Analytical solution for nonlinear dynamic response of the viscoelastic microbeam under electrical actuation based upon micropolar theory of elasticity

In this paper, the dynamic response of electro actuated viscoelastic microbeam is investigated and micropolar theory of elasticity has been used to consider the effects of size in microstructure. Euler-Bernoulli beam theory and Hamilton’s principle with considering viscoelastic integral constitutive equations, the midplane stretching effect, the axial residual stress and electrostatic force has been used to obtain the equation of motion and the boundary condition of fixed-fixed viscoelastic microbeam. Therefore, the nonlinear integro-differential equation in Volterra integral equation form is obtained. Galerkin method will be used, in order to solve the nonlinear partial integro-differential governing equation and then it converted to the ordinary integro-differential equation.
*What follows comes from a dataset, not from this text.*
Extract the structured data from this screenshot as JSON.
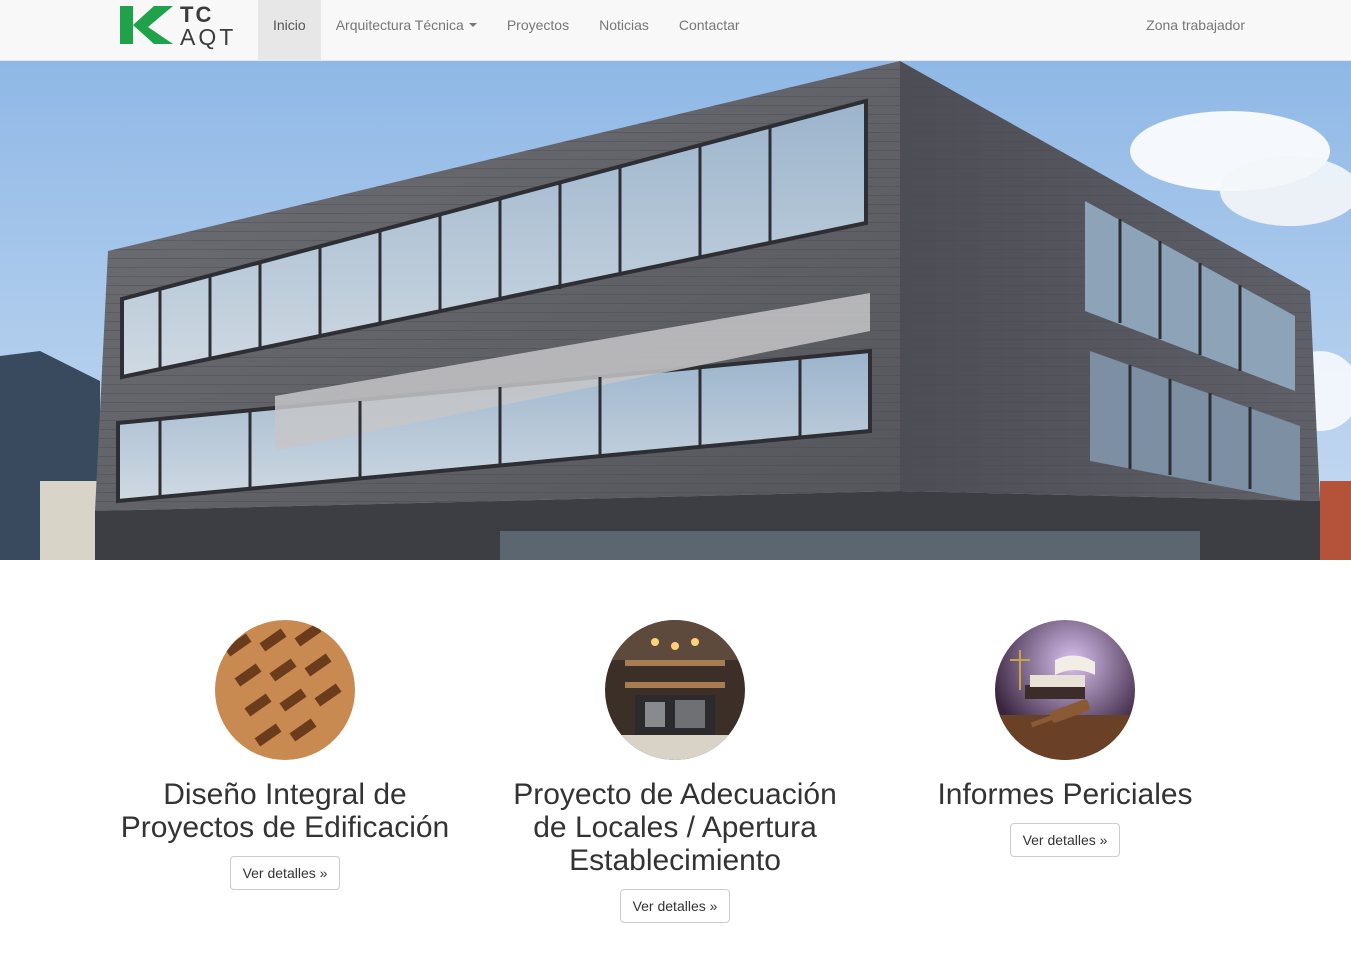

By using the fourth order Runge - Kutta method, we can obtain the response (transverse displacement) of the electro actuated viscoelastic microbeam. In the following, the effect of initial gap value and material length scale parameter on the viscoelastic microbeam behavior are investigated. In the end, the viscoelastic microbeam is simulated in the FE software and the problem is analyzed in quasi-static form. In order to validate, the simulation result is compared with the result obtained from the quasi-static solution of the viscoelastic microbeam.